+
Ob die Lage im Nahen Osten 2020 besser wird?

Nahost-Konflikt

Mit Vorsicht zu genießen sind jene, die bevorzugt rechts außen überholen

  • schließen

Besser wird’s eh nicht? Das wäre schlimm genug, aber auch schlimmer geht fast immer.

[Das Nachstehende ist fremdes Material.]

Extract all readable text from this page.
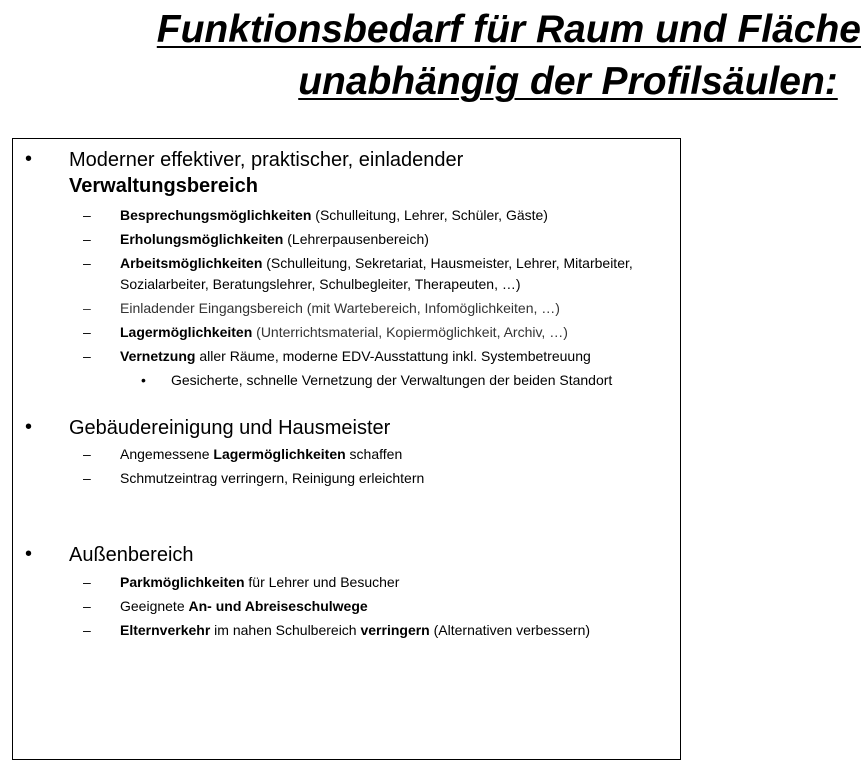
Funktionsbedarf für Raum und Fläche
unabhängig der Profilsäulen:
• Moderner effektiver, praktischer, einladender
Verwaltungsbereich
– Besprechungsmöglichkeiten (Schulleitung, Lehrer, Schüler, Gäste)
– Erholungsmöglichkeiten (Lehrerpausenbereich)
– Arbeitsmöglichkeiten (Schulleitung, Sekretariat, Hausmeister, Lehrer, Mitarbeiter, Sozialarbeiter, Beratungslehrer, Schulbegleiter, Therapeuten, …)
– Einladender Eingangsbereich (mit Wartebereich, Infomöglichkeiten, …)
– Lagermöglichkeiten (Unterrichtsmaterial, Kopiermöglichkeit, Archiv, …)
– Vernetzung aller Räume, moderne EDV-Ausstattung inkl. Systembetreuung
• Gesicherte, schnelle Vernetzung der Verwaltungen der beiden Standort
• Gebäudereinigung und Hausmeister
– Angemessene Lagermöglichkeiten schaffen
– Schmutzeintrag verringern, Reinigung erleichtern
• Außenbereich
– Parkmöglichkeiten für Lehrer und Besucher
– Geeignete An- und Abreiseschulwege
– Elternverkehr im nahen Schulbereich verringern (Alternativen verbessern)
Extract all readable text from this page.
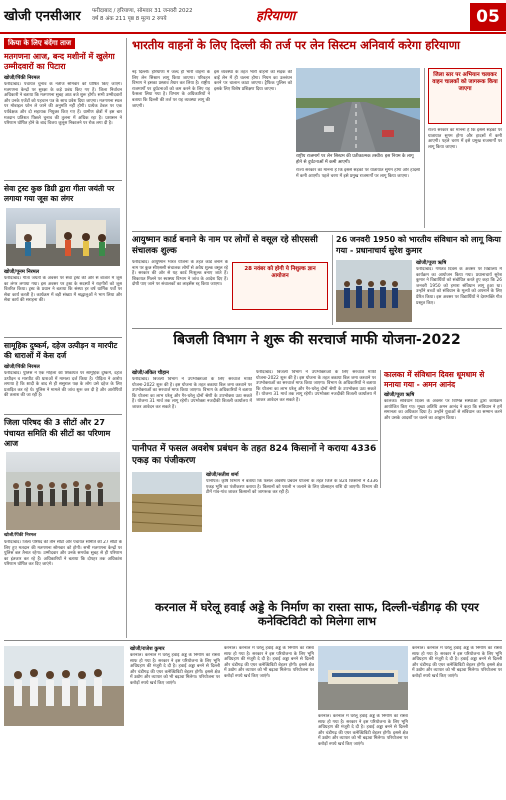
खोजी एनसीआर फरीदाबाद / हरियाणा, सोमवार 31 जनवरी 2022
वर्ष 8 अंक 211 पृष्ठ 8 मूल्य 2 रुपये	हरियाणा	05
किया के लिए बंदेंगा ताज
मतगणना आज, बन्द मशीनों में खुलेगा उम्मीदवारों का पिटारा
खोजी/पिंकी निरमल
फरीदाबाद। पंचायत चुनाव के नतीजे सोमवार को घोषित किए जाएंगे। मतगणना केन्द्रों पर सुरक्षा के कड़े प्रबंध किए गए हैं। जिला निर्वाचन अधिकारी ने बताया कि मतगणना सुबह आठ बजे शुरू होगी। सभी उम्मीदवारों और उनके एजेंटों को पहचान पत्र के साथ प्रवेश दिया जाएगा। मतगणना स्थल पर मोबाइल फोन ले जाने की अनुमति नहीं होगी। प्रत्येक टेबल पर एक पर्यवेक्षक और दो सहायक नियुक्त किए गए हैं। ग्रामीण क्षेत्रों में इस बार मतदान प्रतिशत पिछले चुनाव की तुलना में अधिक रहा है। प्रशासन ने परिणाम घोषित होने के बाद विजय जुलूस निकालने पर रोक लगा दी है।
सेवा ट्रस्ट कुछ डिग्री द्वारा गीता जयंती पर लगाया गया जूस का लंगर
खोजी/पूनम निरमल
फरीदाबाद। गीता जयंती के अवसर पर सेवा ट्रस्ट की ओर से बाजार में जूस का लंगर लगाया गया। इस अवसर पर ट्रस्ट के सदस्यों ने राहगीरों को जूस वितरित किया। ट्रस्ट के प्रधान ने बताया कि संस्था हर वर्ष धार्मिक पर्वों पर सेवा कार्य करती है। कार्यक्रम में बड़ी संख्या में श्रद्धालुओं ने भाग लिया और सेवा कार्य की सराहना की।
सामूहिक दुष्कर्म, दहेज उत्पीड़न व मारपीट की धाराओं में केस दर्ज
खोजी/पिंकी निरमल
फरीदाबाद। पुलिस ने एक महिला की शिकायत पर सामूहिक दुष्कर्म, दहेज उत्पीड़न व मारपीट की धाराओं में मामला दर्ज किया है। पीड़िता ने आरोप लगाया है कि शादी के बाद से ही ससुराल पक्ष के लोग उसे दहेज के लिए प्रताड़ित कर रहे थे। पुलिस ने मामले की जांच शुरू कर दी है और आरोपियों की तलाश की जा रही है।
जिला परिषद की 3 सीटों और 27 पंचायत समिति की सीटों का परिणाम आज
खोजी/पिंकी निरमल
फरीदाबाद। जिला परिषद की तीन सीटों और पंचायत समिति की 27 सीटों के लिए हुए मतदान की मतगणना सोमवार को होगी। सभी मतगणना केन्द्रों पर पुलिस बल तैनात रहेगा। उम्मीदवार और उनके समर्थक सुबह से ही परिणाम का इंतजार कर रहे हैं। अधिकारियों ने बताया कि दोपहर तक अधिकांश परिणाम घोषित कर दिए जाएंगे।
भारतीय वाहनों के लिए दिल्ली की तर्ज पर लेन सिस्टम अनिवार्य करेगा हरियाणा
नई दिल्ली। हरियाणा में जल्द ही भारी वाहनों के लिए लेन सिस्टम लागू किया जाएगा। परिवहन विभाग ने इसका प्रस्ताव तैयार कर लिया है। राष्ट्रीय राजमार्गों पर दुर्घटनाओं को कम करने के लिए यह फैसला लिया गया है। विभाग के अधिकारियों ने बताया कि दिल्ली की तर्ज पर यह व्यवस्था लागू की जाएगी।
इस व्यवस्था के तहत भारी वाहनों को सड़क की बाईं लेन में ही चलना होगा। नियम का उल्लंघन करने पर चालान काटा जाएगा। ट्रैफिक पुलिस को इसके लिए विशेष प्रशिक्षण दिया जाएगा।
राष्ट्रीय राजमार्ग पर लेन सिस्टम की प्रतीकात्मक तस्वीर। इस नियम के लागू होने से दुर्घटनाओं में कमी आएगी।
राज्य सरकार का मानना है कि इससे सड़कों पर यातायात सुगम होगा और हादसों में कमी आएगी। पहले चरण में इसे प्रमुख राजमार्गों पर लागू किया जाएगा।
जिला स्तर पर अभियान चलाकर वाहन चालकों को जागरूक किया जाएगा
राज्य सरकार का मानना है कि इससे सड़कों पर यातायात सुगम होगा और हादसों में कमी आएगी। पहले चरण में इसे प्रमुख राजमार्गों पर लागू किया जाएगा।
आयुष्मान कार्ड बनाने के नाम पर लोगों से वसूल रहे सीएससी संचालक शुल्क
फरीदाबाद। आयुष्मान भारत योजना के तहत कार्ड बनाने के नाम पर कुछ सीएससी संचालक लोगों से अवैध शुल्क वसूल रहे हैं। सरकार की ओर से यह कार्ड निःशुल्क बनाए जाते हैं। शिकायत मिलने पर स्वास्थ्य विभाग ने जांच के आदेश दिए हैं। दोषी पाए जाने पर संचालकों का लाइसेंस रद्द किया जाएगा।
28 नवंबर को होगी ये निशुल्क ज्ञान आयोजन
26 जनवरी 1950 को भारतीय संविधान को लागू किया गया - प्रधानाचार्य सुरेश कुमार
खोजी/पूजा ऋषि
फरीदाबाद। गणतंत्र दिवस के अवसर पर विद्यालय में कार्यक्रम का आयोजन किया गया। प्रधानाचार्य सुरेश कुमार ने विद्यार्थियों को संबोधित करते हुए कहा कि 26 जनवरी 1950 को हमारा संविधान लागू हुआ था। उन्होंने बच्चों को संविधान के मूल्यों को अपनाने के लिए प्रेरित किया। इस अवसर पर विद्यार्थियों ने देशभक्ति गीत प्रस्तुत किए।
बिजली विभाग ने शुरू की सरचार्ज माफी योजना-2022
खोजी/अंकित चौहान
फरीदाबाद। बिजली विभाग ने उपभोक्ताओं के लिए सरचार्ज माफी योजना-2022 शुरू की है। इस योजना के तहत बकाया बिल जमा करवाने पर उपभोक्ताओं का सरचार्ज माफ किया जाएगा। विभाग के अधिकारियों ने बताया कि योजना का लाभ घरेलू और गैर-घरेलू दोनों श्रेणी के उपभोक्ता उठा सकते हैं। योजना 31 मार्च तक लागू रहेगी। उपभोक्ता नजदीकी बिजली कार्यालय में जाकर आवेदन कर सकते हैं।
फरीदाबाद। बिजली विभाग ने उपभोक्ताओं के लिए सरचार्ज माफी योजना-2022 शुरू की है। इस योजना के तहत बकाया बिल जमा करवाने पर उपभोक्ताओं का सरचार्ज माफ किया जाएगा। विभाग के अधिकारियों ने बताया कि योजना का लाभ घरेलू और गैर-घरेलू दोनों श्रेणी के उपभोक्ता उठा सकते हैं। योजना 31 मार्च तक लागू रहेगी। उपभोक्ता नजदीकी बिजली कार्यालय में जाकर आवेदन कर सकते हैं।
कालका में संविधान दिवस धूमधाम से मनाया गया - अमन आनंद
खोजी/पूजा ऋषि
कालका। संविधान दिवस के अवसर पर विभिन्न संस्थाओं द्वारा कार्यक्रम आयोजित किए गए। मुख्य अतिथि अमन आनंद ने कहा कि संविधान ने हमें समानता का अधिकार दिया है। उन्होंने युवाओं से संविधान का सम्मान करने और उसके आदर्शों पर चलने का आह्वान किया।
पानीपत में फसल अवशेष प्रबंधन के तहत 824 किसानों ने कराया 4336 एकड़ का पंजीकरण
खोजी/सतीश शर्मा
पानीपत। कृषि विभाग ने बताया कि फसल अवशेष प्रबंधन योजना के तहत जिले के 824 किसानों ने 4336 एकड़ भूमि का पंजीकरण कराया है। किसानों को पराली न जलाने के लिए प्रोत्साहन राशि दी जाएगी। विभाग की टीमें गांव-गांव जाकर किसानों को जागरूक कर रही हैं।
करनाल में घरेलू हवाई अड्डे के निर्माण का रास्ता साफ, दिल्ली-चंडीगढ़ की एयर कनेक्टिविटी को मिलेगा लाभ
खोजी/राजेश कुमार
करनाल। करनाल में घरेलू हवाई अड्डे के निर्माण का रास्ता साफ हो गया है। सरकार ने इस परियोजना के लिए भूमि अधिग्रहण की मंजूरी दे दी है। हवाई अड्डा बनने से दिल्ली और चंडीगढ़ की एयर कनेक्टिविटी बेहतर होगी। इससे क्षेत्र में उद्योग और व्यापार को भी बढ़ावा मिलेगा। परियोजना पर करोड़ों रुपये खर्च किए जाएंगे।
करनाल। करनाल में घरेलू हवाई अड्डे के निर्माण का रास्ता साफ हो गया है। सरकार ने इस परियोजना के लिए भूमि अधिग्रहण की मंजूरी दे दी है। हवाई अड्डा बनने से दिल्ली और चंडीगढ़ की एयर कनेक्टिविटी बेहतर होगी। इससे क्षेत्र में उद्योग और व्यापार को भी बढ़ावा मिलेगा। परियोजना पर करोड़ों रुपये खर्च किए जाएंगे।
करनाल। करनाल में घरेलू हवाई अड्डे के निर्माण का रास्ता साफ हो गया है। सरकार ने इस परियोजना के लिए भूमि अधिग्रहण की मंजूरी दे दी है। हवाई अड्डा बनने से दिल्ली और चंडीगढ़ की एयर कनेक्टिविटी बेहतर होगी। इससे क्षेत्र में उद्योग और व्यापार को भी बढ़ावा मिलेगा। परियोजना पर करोड़ों रुपये खर्च किए जाएंगे।
करनाल। करनाल में घरेलू हवाई अड्डे के निर्माण का रास्ता साफ हो गया है। सरकार ने इस परियोजना के लिए भूमि अधिग्रहण की मंजूरी दे दी है। हवाई अड्डा बनने से दिल्ली और चंडीगढ़ की एयर कनेक्टिविटी बेहतर होगी। इससे क्षेत्र में उद्योग और व्यापार को भी बढ़ावा मिलेगा। परियोजना पर करोड़ों रुपये खर्च किए जाएंगे।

Es gibt eine alte jüdische Parabel, die erzählt, wie Missstände am Ende als Wohltat erlebt werden. Sie geht in etwa so: Kommt ein armer Jude zum Rabbi, um sein Leid zu klagen. In seiner engen Behausung sei es nicht zum Aushalten, das Kindergeschrei zerre an seinen Nerven und das Gezeter seiner Frau auch. Nach einigem Nachdenken rät ihm der Rabbi, mal die Ziege ins Haus zu holen. Der Mann tut wie ihm befohlen, kommt aber nach einer Woche zurück und stöhnt, alles sei noch schlimmer geworden. „Hol’ auch den Esel rein“, empfiehlt ihm daraufhin der fromme Mann.

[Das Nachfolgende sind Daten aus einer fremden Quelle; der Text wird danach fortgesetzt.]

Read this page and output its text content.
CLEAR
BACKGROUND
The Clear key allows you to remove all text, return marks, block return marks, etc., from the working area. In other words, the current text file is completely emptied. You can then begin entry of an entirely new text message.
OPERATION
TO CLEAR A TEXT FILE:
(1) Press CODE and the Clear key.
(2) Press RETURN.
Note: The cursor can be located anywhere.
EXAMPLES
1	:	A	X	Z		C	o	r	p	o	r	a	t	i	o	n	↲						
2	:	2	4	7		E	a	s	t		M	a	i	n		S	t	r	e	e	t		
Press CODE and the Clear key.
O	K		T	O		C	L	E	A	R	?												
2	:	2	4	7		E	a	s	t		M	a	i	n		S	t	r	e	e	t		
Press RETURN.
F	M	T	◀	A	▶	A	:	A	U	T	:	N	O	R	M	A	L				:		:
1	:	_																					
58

So geht es weiter, schließlich soll noch das Federvieh ins Haus. Bis der verzweifelt Ratsuchende die Erlaubnis erhält, nun sukzessive die Tiere vor die Tür zu setzen. „Endlich können wir wieder atmen“, bedankt er sich am Ende bei seinem Rabbi.

Die Moral liegt auf der Hand: Gib dich zufrieden, besser wird’s eh nicht.

Nahost-Konflikt: 2020 winken Wahlen, die an den Zuständen rütteln könnten

Israelische Kommentatoren zitieren die Geschichte ab und an, um sich über versprochene Fortschritte, die sich als Nullnummer entpuppen, zu mokieren. Auch Palästinenser verweisen gerne auf die Rabbi-Parabel, die ihr Dasein trefflich charakterisiere: Die meisten Checkpoints, die ihnen die Israelis vor die Nase setzten, seien doch nichts als Schikane. Dazu da, dass die Besatzer etwas hätten, das sie je nach Bedarf lockern und als humanitäre Erleichterung verkaufen könnten.

Ohne allzu tief in den ungelösten Nahostkonflikt einsteigen zu wollen – im kommenden Jahr winken zumindest Wahlen, die an den Zuständen rütteln könnten. Die Israelis sind zwar alles andere als begeistert, nach zwei fehlgeschlagenen Versuchen der Regierungsbildung im März zum dritten Mal binnen elf Monaten ihre Stimmzettel abgeben zu sollen. Aber ihr Langzeit-Premier „Bibi“ Netanjahu hält sich und sein Amt, das ihm eine vorteilhafte Ausgangsposition im drohenden Korruptionsprozess verschaffen könnte, für unersetzlich.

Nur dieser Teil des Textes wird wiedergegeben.